16.9 No variations of this Agreement are effective unless made in writing signed by both Parties or their authorised agents.
16.10 This Agreement and any Addendums and Appendices referred to in it, constitute the entire agreement between Parties and supersede all other agreements or arrangements, whether written or oral, express or implied, between Parties or either of them.
16.11 The Introducer agrees to inform Stratton Affiliates about all the facts and circumstances, it becomes aware of, that may result in undesired consequences (risks) for Stratton Affiliates.
17. No partnership or agency
17.1 Nothing in this Agreement creates a partnership or establishes a relationship of principal and agent or any other fiduciary relationship between the Parties.

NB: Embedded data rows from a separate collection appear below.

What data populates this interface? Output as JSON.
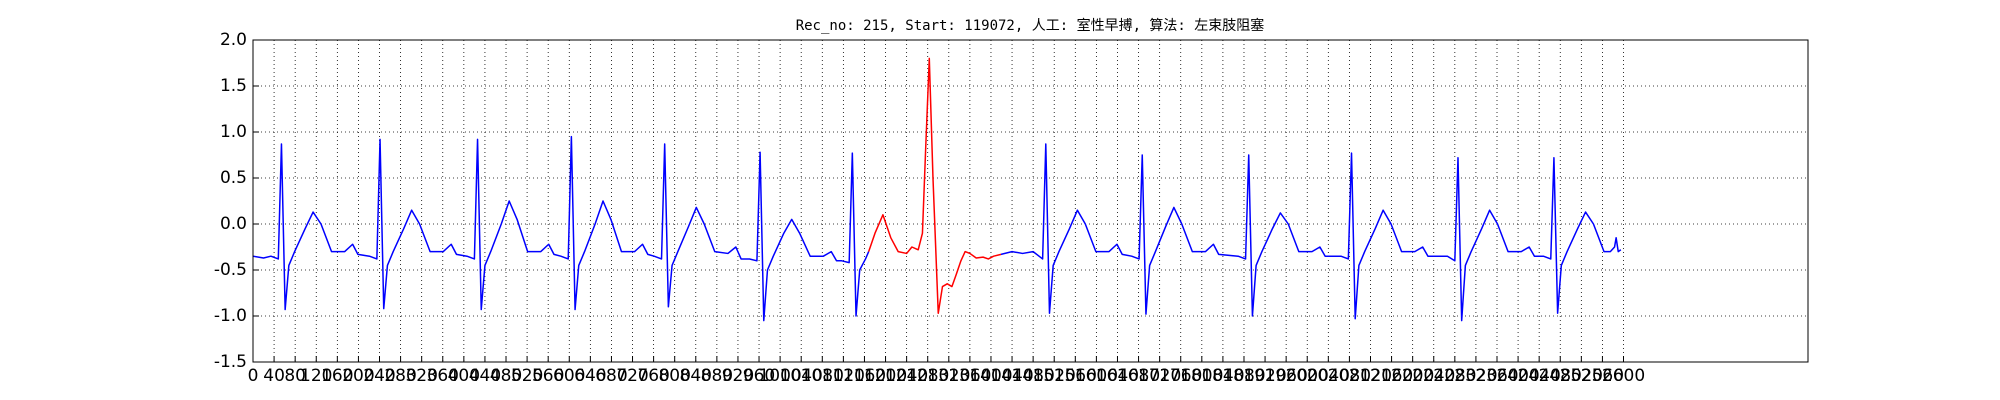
{
  "chart_data": {
    "type": "line",
    "title": "Rec_no: 215, Start: 119072, 人工: 室性早搏, 算法: 左束肢阻塞",
    "xlim": [
      0,
      2950
    ],
    "xticks": [
      0,
      40,
      80,
      120,
      160,
      200,
      240,
      280,
      320,
      360,
      400,
      440,
      480,
      520,
      560,
      600,
      640,
      680,
      720,
      760,
      800,
      840,
      880,
      920,
      960,
      1000,
      1040,
      1080,
      1120,
      1160,
      1200,
      1240,
      1280,
      1320,
      1360,
      1400,
      1440,
      1480,
      1520,
      1560,
      1600,
      1640,
      1680,
      1720,
      1760,
      1800,
      1840,
      1880,
      1920,
      1960,
      2000,
      2040,
      2080,
      2120,
      2160,
      2200,
      2240,
      2280,
      2320,
      2360,
      2400,
      2440,
      2480,
      2520,
      2560,
      2600
    ],
    "ylim": [
      -1.5,
      2.0
    ],
    "yticks": [
      -1.5,
      {
        "value": -1.0,
        "label": "-1.0"
      },
      -0.5,
      {
        "value": 0,
        "label": "0.0"
      },
      0.5,
      {
        "value": 1.0,
        "label": "1.0"
      },
      1.5,
      {
        "value": 2.0,
        "label": "2.0"
      }
    ],
    "grid": true,
    "series": [
      {
        "color": "#0000ff",
        "x": [
          0,
          20,
          34,
          48,
          54,
          61,
          68,
          79,
          99,
          114,
          129,
          149,
          174,
          189,
          199,
          221,
          235,
          241,
          248,
          255,
          266,
          286,
          301,
          316,
          336,
          361,
          376,
          386,
          406,
          420,
          426,
          433,
          440,
          451,
          471,
          486,
          501,
          521,
          546,
          561,
          571,
          584,
          598,
          604,
          611,
          618,
          629,
          649,
          664,
          679,
          699,
          724,
          739,
          749,
          761,
          775,
          781,
          788,
          795,
          806,
          826,
          841,
          856,
          876,
          901,
          916,
          926,
          942,
          956,
          962,
          969,
          976,
          987,
          1007,
          1022,
          1037,
          1057,
          1082,
          1097,
          1107,
          1117,
          1131,
          1137,
          1144,
          1151,
          1162,
          1168
        ],
        "values": [
          -0.35,
          -0.37,
          -0.35,
          -0.38,
          0.87,
          -0.93,
          -0.45,
          -0.3,
          -0.05,
          0.13,
          0.0,
          -0.3,
          -0.3,
          -0.22,
          -0.33,
          -0.35,
          -0.38,
          0.92,
          -0.92,
          -0.45,
          -0.3,
          -0.05,
          0.15,
          0.0,
          -0.3,
          -0.3,
          -0.22,
          -0.33,
          -0.35,
          -0.38,
          0.92,
          -0.93,
          -0.45,
          -0.3,
          0.0,
          0.25,
          0.05,
          -0.3,
          -0.3,
          -0.22,
          -0.33,
          -0.35,
          -0.38,
          0.95,
          -0.93,
          -0.45,
          -0.3,
          0.0,
          0.25,
          0.05,
          -0.3,
          -0.3,
          -0.22,
          -0.33,
          -0.35,
          -0.38,
          0.87,
          -0.9,
          -0.45,
          -0.3,
          -0.03,
          0.18,
          0.0,
          -0.3,
          -0.32,
          -0.25,
          -0.38,
          -0.38,
          -0.4,
          0.78,
          -1.05,
          -0.5,
          -0.35,
          -0.1,
          0.05,
          -0.1,
          -0.35,
          -0.35,
          -0.3,
          -0.4,
          -0.4,
          -0.42,
          0.77,
          -1.0,
          -0.5,
          -0.38,
          -0.3
        ]
      },
      {
        "color": "#ff0000",
        "x": [
          1168,
          1180,
          1195,
          1210,
          1224,
          1240,
          1250,
          1262,
          1270,
          1276,
          1283,
          1290,
          1300,
          1308,
          1317,
          1326,
          1334,
          1343,
          1351,
          1360,
          1372,
          1385,
          1395,
          1405,
          1419
        ],
        "values": [
          -0.3,
          -0.1,
          0.1,
          -0.15,
          -0.3,
          -0.32,
          -0.25,
          -0.28,
          -0.1,
          0.8,
          1.8,
          0.5,
          -0.97,
          -0.68,
          -0.65,
          -0.68,
          -0.55,
          -0.4,
          -0.3,
          -0.32,
          -0.37,
          -0.36,
          -0.38,
          -0.35,
          -0.33
        ]
      },
      {
        "color": "#0000ff",
        "x": [
          1419,
          1440,
          1460,
          1480,
          1498,
          1504,
          1511,
          1518,
          1529,
          1549,
          1564,
          1579,
          1599,
          1624,
          1639,
          1649,
          1667,
          1681,
          1687,
          1694,
          1701,
          1712,
          1732,
          1747,
          1762,
          1782,
          1807,
          1822,
          1832,
          1869,
          1883,
          1889,
          1896,
          1903,
          1914,
          1934,
          1949,
          1964,
          1984,
          2009,
          2024,
          2034,
          2064,
          2078,
          2084,
          2091,
          2098,
          2109,
          2129,
          2144,
          2159,
          2179,
          2204,
          2219,
          2229,
          2266,
          2280,
          2286,
          2293,
          2300,
          2311,
          2331,
          2346,
          2361,
          2381,
          2406,
          2421,
          2431,
          2448,
          2462,
          2468,
          2475,
          2482,
          2493,
          2513,
          2528,
          2543,
          2563,
          2575,
          2583,
          2586,
          2590,
          2595
        ],
        "values": [
          -0.33,
          -0.3,
          -0.32,
          -0.3,
          -0.38,
          0.87,
          -0.97,
          -0.45,
          -0.3,
          -0.05,
          0.15,
          0.0,
          -0.3,
          -0.3,
          -0.22,
          -0.33,
          -0.35,
          -0.38,
          0.75,
          -0.98,
          -0.45,
          -0.3,
          -0.02,
          0.18,
          0.0,
          -0.3,
          -0.3,
          -0.22,
          -0.33,
          -0.35,
          -0.38,
          0.75,
          -1.0,
          -0.45,
          -0.3,
          -0.05,
          0.12,
          0.0,
          -0.3,
          -0.3,
          -0.25,
          -0.35,
          -0.35,
          -0.38,
          0.77,
          -1.03,
          -0.45,
          -0.3,
          -0.05,
          0.15,
          0.0,
          -0.3,
          -0.3,
          -0.25,
          -0.35,
          -0.35,
          -0.4,
          0.72,
          -1.05,
          -0.45,
          -0.3,
          -0.05,
          0.15,
          0.0,
          -0.3,
          -0.3,
          -0.25,
          -0.35,
          -0.35,
          -0.38,
          0.72,
          -0.97,
          -0.45,
          -0.3,
          -0.05,
          0.13,
          0.0,
          -0.3,
          -0.3,
          -0.25,
          -0.15,
          -0.3,
          -0.28
        ]
      }
    ]
  }
}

17.2 The Introducer will not represent itself as agent of Stratton Affiliates or the Companies and the Introducer will have no authority or power to bind Stratton Affiliates or the Companies or to contract in the name of or create a liability against any of these.
18. Governing law and jurisdiction
18.1 This Agreement shall be governed by, and construed in accordance with the laws of the Cyprus.
18.2 With respect to any proceedings, the Introducer irrevocably:
18.2.1 agrees that the courts of the Cyprus shall have exclusive jurisdiction to determine any proceedings,
18.2.2 waives any objection which the Introducer may have at any time to the bringing of any proceedings in any such court, and
18.2.3 agrees not to claim that such proceedings have been brought in an inconvenient forum or that such court does not have jurisdiction over the Introducer.
18.3 Where this Agreement is issued in a language other than English, the English language version shall take precedence in the event of any conflict.